Almost time for the Ugly Christmas Sweater
Tipsy Elves attire is an irreverent apparel brand that's most famous for its ugly Christmas sweaters. Those who don Tipsy Elves’ loud sweaters have Evan Mendelsohn and Nick Morton to thank for the extra attention. When they roomed together in 2004 at UCSD, theey didn’t daydream about outfitting the world in outrageous sweaters. They just wanted to be known as the guys with the funkiest attire at the theme parties they frequented. Off-the-shelf costumes from Spencers or Party City weren’t going to cut it. At the time, they pieced together their own outfits with items found at thrift stores.

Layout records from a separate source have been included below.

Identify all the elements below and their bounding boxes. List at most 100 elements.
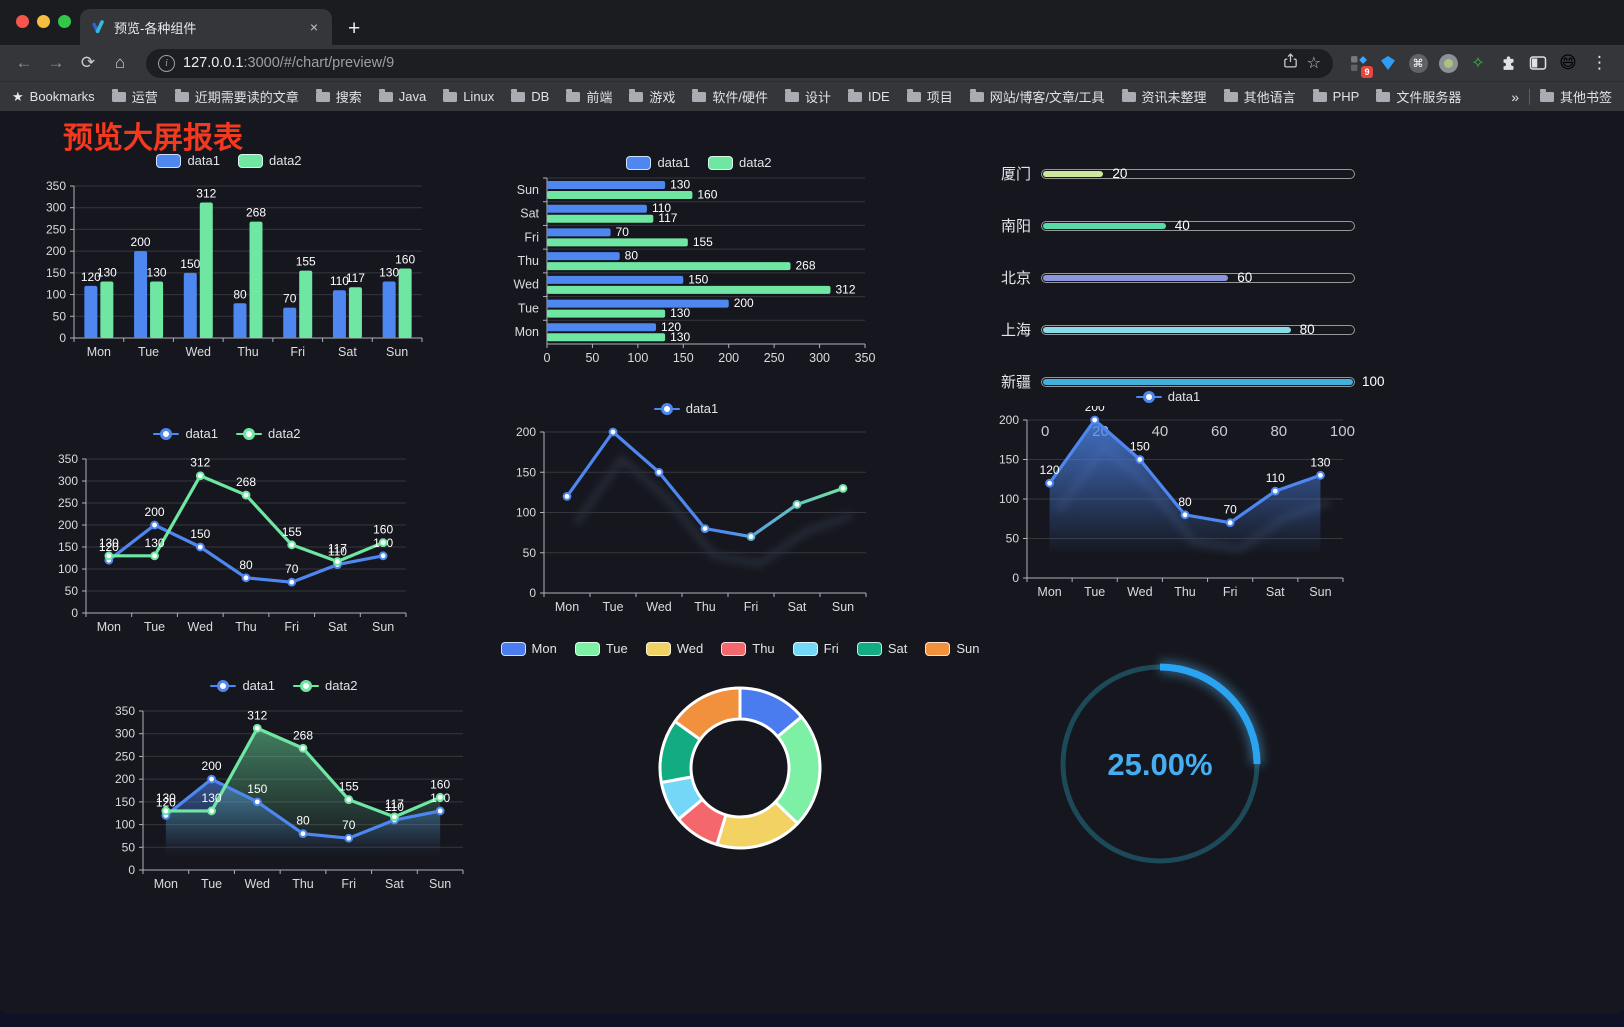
- svg-text:150: 150: [180, 257, 200, 271]
- sidebar-toggle-icon[interactable]: [1525, 50, 1551, 76]
- gauge-canvas[interactable]: 25.00%: [1040, 644, 1280, 884]
- svg-text:Sun: Sun: [832, 600, 854, 614]
- svg-text:150: 150: [688, 272, 708, 286]
- new-tab-button[interactable]: +: [348, 17, 361, 40]
- legend-item-Thu[interactable]: Thu: [721, 641, 775, 656]
- bookmark-item[interactable]: 搜索: [315, 87, 362, 106]
- bookmark-item[interactable]: 文件服务器: [1376, 87, 1461, 106]
- minimize-window-button[interactable]: [37, 15, 50, 28]
- bookmark-item[interactable]: Java: [378, 88, 426, 104]
- legend-item-data1[interactable]: data1: [156, 153, 220, 168]
- bookmark-item[interactable]: PHP: [1312, 88, 1360, 104]
- bookmark-item[interactable]: 游戏: [629, 87, 675, 106]
- bookmark-item[interactable]: DB: [511, 88, 549, 104]
- legend-item-Tue[interactable]: Tue: [574, 641, 628, 656]
- extension-command-icon[interactable]: ⌘: [1405, 50, 1431, 76]
- chart-bar-vertical[interactable]: data1 data2 0 50 100 150 200 250 300 350 Mon Tue Wed…: [28, 153, 430, 373]
- other-bookmarks-label: 其他书签: [1559, 90, 1612, 105]
- svg-text:80: 80: [233, 287, 247, 301]
- extension-star-icon[interactable]: ✧: [1471, 55, 1485, 72]
- bookmark-item[interactable]: 网站/博客/文章/工具: [969, 87, 1105, 106]
- browser-menu-icon[interactable]: ⋮: [1591, 53, 1608, 72]
- chart-area-double[interactable]: data1 data2 0 50 100 150 200 250 300 350 Mon Tue Wed…: [93, 678, 475, 907]
- legend-item-data1[interactable]: data1: [626, 155, 690, 170]
- profile-avatar[interactable]: 😄: [1559, 53, 1577, 72]
- bookmark-item[interactable]: 资讯未整理: [1121, 87, 1207, 106]
- legend-item-Mon[interactable]: Mon: [500, 641, 557, 656]
- chart-line-gradient[interactable]: data1 0 50 100 150 200 Mon Tue Wed Thu Fri Sat Sun: [496, 401, 876, 630]
- extensions-puzzle-icon[interactable]: [1495, 50, 1521, 76]
- close-tab-icon[interactable]: ×: [309, 19, 318, 35]
- bookmarks-overflow-chevron[interactable]: »: [1511, 88, 1519, 105]
- back-icon[interactable]: ←: [15, 53, 33, 72]
- svg-text:Wed: Wed: [188, 620, 214, 634]
- svg-text:250: 250: [46, 222, 66, 236]
- bookmark-item[interactable]: 设计: [785, 87, 831, 106]
- share-icon[interactable]: [1282, 52, 1299, 74]
- chart-line-double[interactable]: data1 data2 0 50 100 150 200 250 300 350 Mon Tue Wed…: [36, 426, 418, 648]
- chart-line-area[interactable]: data1 0 50 100 150 200 Mon Tue Wed Thu Fri Sat Sun 12…: [981, 389, 1355, 611]
- other-bookmarks-folder[interactable]: 其他书签: [1539, 87, 1612, 106]
- bookmark-item[interactable]: 前端: [566, 87, 612, 106]
- chart-progress-bars[interactable]: 厦门 20 南阳 40 北京 60 上海 80 新疆 100 0 20 40 60 80 100: [993, 163, 1385, 441]
- chart-gauge[interactable]: 25.00%: [1040, 644, 1280, 889]
- legend-item-Sun[interactable]: Sun: [925, 641, 979, 656]
- svg-text:155: 155: [339, 780, 359, 794]
- svg-text:Mon: Mon: [97, 620, 121, 634]
- svg-text:200: 200: [202, 759, 222, 773]
- progress-track[interactable]: 100: [1041, 374, 1385, 389]
- line-chart-canvas[interactable]: 0 50 100 150 200 Mon Tue Wed Thu Fri Sat Sun: [496, 418, 876, 625]
- bookmark-item[interactable]: Linux: [443, 88, 494, 104]
- progress-track[interactable]: 40: [1041, 217, 1355, 233]
- legend-item-data2[interactable]: data2: [293, 678, 358, 693]
- progress-fill: [1043, 274, 1229, 281]
- legend-item-Sat[interactable]: Sat: [856, 641, 907, 656]
- bookmark-item[interactable]: 项目: [906, 87, 953, 106]
- bookmark-star-icon[interactable]: ☆: [1306, 55, 1321, 72]
- address-bar[interactable]: i 127.0.0.1:3000/#/chart/preview/9 ☆: [146, 48, 1333, 78]
- bookmark-item[interactable]: 运营: [111, 87, 158, 106]
- folder-icon: [1121, 88, 1136, 102]
- bookmark-item[interactable]: IDE: [848, 88, 890, 104]
- legend-item-data1[interactable]: data1: [1135, 389, 1200, 404]
- chart-donut[interactable]: Mon Tue Wed Thu Fri Sat Sun: [500, 641, 979, 880]
- reload-icon[interactable]: ⟳: [80, 53, 96, 72]
- bar-chart-canvas[interactable]: 0 50 100 150 200 250 300 350 Mon Tue Wed Thu Fri Sat S…: [28, 170, 430, 368]
- legend-item-data1[interactable]: data1: [653, 401, 718, 416]
- home-icon[interactable]: ⌂: [114, 53, 126, 72]
- legend-item-data1[interactable]: data1: [210, 678, 275, 693]
- extension-record-icon[interactable]: [1435, 50, 1461, 76]
- svg-text:Sat: Sat: [1266, 585, 1285, 599]
- bookmark-item[interactable]: 软件/硬件: [692, 87, 768, 106]
- legend-item-data2[interactable]: data2: [236, 426, 301, 441]
- progress-track[interactable]: 60: [1041, 270, 1355, 285]
- legend-item-data2[interactable]: data2: [708, 155, 772, 170]
- progress-track[interactable]: 80: [1041, 322, 1355, 337]
- svg-text:Sun: Sun: [429, 877, 451, 891]
- legend-item-data2[interactable]: data2: [238, 153, 302, 168]
- progress-track[interactable]: 20: [1041, 166, 1355, 181]
- svg-text:Tue: Tue: [144, 620, 165, 634]
- browser-tab[interactable]: 预览-各种组件 ×: [80, 9, 332, 45]
- extension-gem-icon[interactable]: [1375, 50, 1401, 76]
- line-chart-canvas[interactable]: 0 50 100 150 200 250 300 350 Mon Tue Wed Thu Fri Sat S…: [36, 443, 418, 643]
- bookmark-item[interactable]: 其他语言: [1223, 87, 1296, 106]
- line-chart-canvas[interactable]: 0 50 100 150 200 Mon Tue Wed Thu Fri Sat Sun 120 200 1…: [981, 400, 1355, 606]
- legend-item-Wed[interactable]: Wed: [645, 641, 703, 656]
- close-window-button[interactable]: [16, 15, 29, 28]
- donut-canvas[interactable]: [624, 662, 856, 880]
- chart-bar-horizontal[interactable]: data1 data2 0 50 100 150 200 250 300 350 Mon 120 130…: [503, 155, 895, 379]
- site-info-icon[interactable]: i: [158, 54, 175, 72]
- bookmarks-root[interactable]: ★ Bookmarks: [12, 89, 95, 105]
- bookmark-label: 前端: [586, 90, 613, 105]
- bookmark-label: PHP: [1332, 89, 1360, 104]
- legend-item-Fri[interactable]: Fri: [792, 641, 839, 656]
- line-chart-canvas[interactable]: 0 50 100 150 200 250 300 350 Mon Tue Wed Thu Fri Sat S…: [93, 695, 475, 902]
- extension-grid-icon[interactable]: 9: [1345, 50, 1373, 78]
- legend-item-data1[interactable]: data1: [153, 426, 218, 441]
- progress-value: 40: [1174, 217, 1190, 233]
- zoom-window-button[interactable]: [58, 15, 71, 28]
- bookmark-item[interactable]: 近期需要读的文章: [174, 87, 299, 106]
- forward-icon[interactable]: →: [47, 53, 65, 72]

Years later, after both moved on to graduate school and then lucrative career paths — Mendelsohn went to work for a law firm while Morton pursued dentistry — they would find a way to harness that same creative energy with a sweater line to capitalize on the trend of off-beat holiday parties. Now the duo, who first opened up their Tipsy Elves online shop in October 2011, can claim more than $50 million in lifetime sales. It doesn’t hurt that their outlandish apparel business was featured on a 2013 episode of “Shark Tank”; or that some of their sweaters have made it onto the backs of celebrities in real life and on the big screen.
But what started it all, and what likely continues to fuel sales, is the relatively newfound cultural appreciation for tongue-in-cheek — some might say, obnoxious — Christmas party garments. “While he was in training (as a root canal specialist) and I was working at a law job in Del Mar, we did some online keyword analysis and saw, at the time, there was a real emerging ugly Christmas sweater trend,” Mendelsohn said. “We decided there was a lot of online demand for items that no one was really selling. We thought, this could be a great way to ... launch a company that specializes in fun apparel for parties, events and occasions.”
First, Mendelsohn and Morton had to learn how to design their own products, and teach themselves Adobe Photoshop and Illustrator in the process. But by 2011 they were ready to launch. That first year, they ordered around 5,000 sweaters to get things off the ground, all while maintaining their day jobs. “All of a sudden, around October, the orders started coming in,” Mendelsohn, 33, said. “We did about $500,000 in sales that first year and that’s what really kicked off the business.”
Mendelsohn quit his job the following year. Morton followed suit shortly after they secured $100,000 in funding at a $1 million valuation from “Shark” investor Robert Herjavec. Otherwise, they’ve continued to finance operations through sales, growing their ugly Christmas sweater business year-over-year despite an onslaught of Internet rivals. They’ve also expanded their clothing line to include ostentatious ski suits, Halloween costumes and patriotic wear.
Sweaters typically cost between $65 and $80, while ski gear sells for $225, branding Tipsy Elves items as statement pieces instead of throw-away ones. “There’s a pervasive thought that fun clothes have to be cheap, one-time wear and will fall apart,” said Morton, 35. "To that, I would say that dressing up and having fun will always be in fashion. The company’s ultimate goal is to become synonymous with fun.”